M. [H] a été évacué au CHU de [Localité 7]-Alpes, le certificat médical initial fait état des blessures suivantes :
— fracture ouverte olécrane gauche,
— plaie articulaire genou gauche,
— traumatisme crânien.
L’incapacité temporaire totale est fixée à 45 jours.
M. [H] a été hospitalisé jusqu’au 8 octobre 2024 et a subi une intervention chirurgicale du coude gauche.
En parallèle des soins de rééducation, M. [H] a bénéficié d’un suivi psychiatrique et psychotérapeutique, faisant état d’un syndrome anxio-dépressif sévère et d’un état de stress post-traumatique.
Des indemnités provisionnelles ont été versées par la société Avanssur à concurrence de 3 000 €, aucune expertise amiable n’a été réalisée.

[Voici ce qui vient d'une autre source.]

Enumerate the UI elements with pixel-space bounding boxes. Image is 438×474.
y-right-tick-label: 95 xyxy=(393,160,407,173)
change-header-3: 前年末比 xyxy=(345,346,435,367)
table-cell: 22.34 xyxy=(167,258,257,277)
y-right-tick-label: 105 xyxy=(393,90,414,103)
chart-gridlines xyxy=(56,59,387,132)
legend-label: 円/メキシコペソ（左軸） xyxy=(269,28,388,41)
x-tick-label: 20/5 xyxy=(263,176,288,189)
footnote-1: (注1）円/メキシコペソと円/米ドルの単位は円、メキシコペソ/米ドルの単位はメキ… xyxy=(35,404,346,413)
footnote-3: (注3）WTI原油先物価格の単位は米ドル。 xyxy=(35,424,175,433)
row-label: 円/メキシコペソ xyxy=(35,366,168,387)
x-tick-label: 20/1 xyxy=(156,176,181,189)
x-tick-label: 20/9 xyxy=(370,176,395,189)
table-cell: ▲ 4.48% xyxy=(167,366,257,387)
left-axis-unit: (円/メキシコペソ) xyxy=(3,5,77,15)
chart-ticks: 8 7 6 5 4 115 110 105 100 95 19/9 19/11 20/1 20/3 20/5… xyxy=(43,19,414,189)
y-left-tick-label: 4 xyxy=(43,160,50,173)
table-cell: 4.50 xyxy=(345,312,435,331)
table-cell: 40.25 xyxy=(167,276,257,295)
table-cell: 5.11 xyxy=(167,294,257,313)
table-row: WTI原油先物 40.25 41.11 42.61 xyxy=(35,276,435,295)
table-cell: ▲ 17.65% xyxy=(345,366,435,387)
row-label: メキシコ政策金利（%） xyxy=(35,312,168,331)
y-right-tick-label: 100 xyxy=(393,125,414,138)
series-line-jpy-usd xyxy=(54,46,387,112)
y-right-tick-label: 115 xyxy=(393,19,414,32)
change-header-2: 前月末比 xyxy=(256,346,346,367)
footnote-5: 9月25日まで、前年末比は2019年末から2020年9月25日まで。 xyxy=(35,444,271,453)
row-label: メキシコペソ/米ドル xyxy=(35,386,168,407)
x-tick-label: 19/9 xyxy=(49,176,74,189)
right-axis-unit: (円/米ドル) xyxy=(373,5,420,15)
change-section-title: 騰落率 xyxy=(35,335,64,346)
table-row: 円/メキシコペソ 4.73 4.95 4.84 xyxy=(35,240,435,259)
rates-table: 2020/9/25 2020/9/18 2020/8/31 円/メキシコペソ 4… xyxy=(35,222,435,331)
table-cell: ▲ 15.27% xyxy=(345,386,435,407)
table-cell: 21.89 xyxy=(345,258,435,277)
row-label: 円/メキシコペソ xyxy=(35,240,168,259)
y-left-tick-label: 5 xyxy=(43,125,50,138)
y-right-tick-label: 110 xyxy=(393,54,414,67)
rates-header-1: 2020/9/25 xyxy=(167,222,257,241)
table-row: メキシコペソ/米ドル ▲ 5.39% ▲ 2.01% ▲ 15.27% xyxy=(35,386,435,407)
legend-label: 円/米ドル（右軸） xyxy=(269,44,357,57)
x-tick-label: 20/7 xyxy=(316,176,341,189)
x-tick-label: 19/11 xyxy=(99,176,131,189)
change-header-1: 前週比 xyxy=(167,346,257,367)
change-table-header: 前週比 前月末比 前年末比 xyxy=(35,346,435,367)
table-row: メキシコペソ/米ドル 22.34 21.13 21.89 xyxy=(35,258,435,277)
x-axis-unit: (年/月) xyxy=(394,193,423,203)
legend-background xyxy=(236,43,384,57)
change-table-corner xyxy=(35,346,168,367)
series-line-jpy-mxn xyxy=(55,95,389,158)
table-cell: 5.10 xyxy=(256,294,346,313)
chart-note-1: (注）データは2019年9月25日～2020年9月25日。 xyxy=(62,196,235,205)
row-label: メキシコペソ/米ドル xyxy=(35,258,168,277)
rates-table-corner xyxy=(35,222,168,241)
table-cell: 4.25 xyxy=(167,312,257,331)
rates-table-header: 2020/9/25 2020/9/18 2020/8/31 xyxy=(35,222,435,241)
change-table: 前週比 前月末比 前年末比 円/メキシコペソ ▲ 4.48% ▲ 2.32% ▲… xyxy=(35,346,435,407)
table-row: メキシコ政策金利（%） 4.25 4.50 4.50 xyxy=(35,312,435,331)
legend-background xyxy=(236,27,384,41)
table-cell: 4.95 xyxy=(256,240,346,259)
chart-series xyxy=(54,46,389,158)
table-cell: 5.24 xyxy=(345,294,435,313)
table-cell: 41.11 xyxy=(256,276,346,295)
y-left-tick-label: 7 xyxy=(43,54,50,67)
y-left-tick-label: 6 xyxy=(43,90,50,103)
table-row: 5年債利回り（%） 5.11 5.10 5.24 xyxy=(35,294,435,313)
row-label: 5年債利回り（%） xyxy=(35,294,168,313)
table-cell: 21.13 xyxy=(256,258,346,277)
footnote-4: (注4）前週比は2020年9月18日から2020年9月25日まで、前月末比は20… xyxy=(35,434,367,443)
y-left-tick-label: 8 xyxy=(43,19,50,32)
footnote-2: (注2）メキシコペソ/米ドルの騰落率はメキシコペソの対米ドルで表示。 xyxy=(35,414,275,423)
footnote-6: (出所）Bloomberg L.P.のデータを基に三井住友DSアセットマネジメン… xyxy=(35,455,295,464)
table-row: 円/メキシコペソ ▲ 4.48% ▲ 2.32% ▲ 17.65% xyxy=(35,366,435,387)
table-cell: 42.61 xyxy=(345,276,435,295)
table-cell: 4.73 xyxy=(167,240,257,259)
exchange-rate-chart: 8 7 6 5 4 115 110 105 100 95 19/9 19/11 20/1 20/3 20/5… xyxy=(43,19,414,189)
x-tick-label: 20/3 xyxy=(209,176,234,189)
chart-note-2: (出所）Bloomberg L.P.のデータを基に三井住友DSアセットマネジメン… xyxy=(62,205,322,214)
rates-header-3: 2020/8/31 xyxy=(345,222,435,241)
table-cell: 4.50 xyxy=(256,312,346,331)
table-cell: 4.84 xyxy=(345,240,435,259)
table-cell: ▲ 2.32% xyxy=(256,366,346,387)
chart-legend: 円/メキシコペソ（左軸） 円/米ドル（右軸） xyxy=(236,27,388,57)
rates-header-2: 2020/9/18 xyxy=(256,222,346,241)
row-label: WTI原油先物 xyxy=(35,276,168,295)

C’est dans ces conditions que, par actes délivrés les 12 et 16 septembre 2025, M. [G] [H] a fait assigner la société Avanssur et la CPAM de l’Isère devant le juge des référés du tribunal judiciaire de Grenoble aux fins d’expertise médicale et de versement d’une provision à valoir sur ses préjudices. Ainsi, dans le dernier état de ses prétentions résultant des conclusions notifiées le 15 octobre 2025, reprises à l’audience, il sollicite du juge des référés de :
recevoir M. [H] en ses demandes et les dire bien fondées ;ordonner l’expertise de M. [H], confiée à l’expert qu’il appartiendra au tribunal de désigner, à la charge exclusive de la compagnie Avanssur, et selon mission proposée dans le corps des présentes écritures ;allouer à M. [H] une provision à valoir sur la liquidation de son préjudice corporel de 5 000,00 € ;allouer à M. [H] une provision ad litem de 2 500,00 € ;allouer à M. [H] la somme de 2 500,00 € sur le fondement de l’article 700 du code de procédure civile ;dire et juger la décision à intervenir opposable à la société Avanssur ;dire n’y avoir lieu à écarter l’exécution provisoire de la décision à intervenir ;condamner la société Avanssur, aux dépens de la présente instance, lesquels seront distraits, en application de l’article 699 du code de procédure civile, au profit de Maître Thibault Lorin, de la SARL ANAE Avocats, avocat au barreau de Grenoble.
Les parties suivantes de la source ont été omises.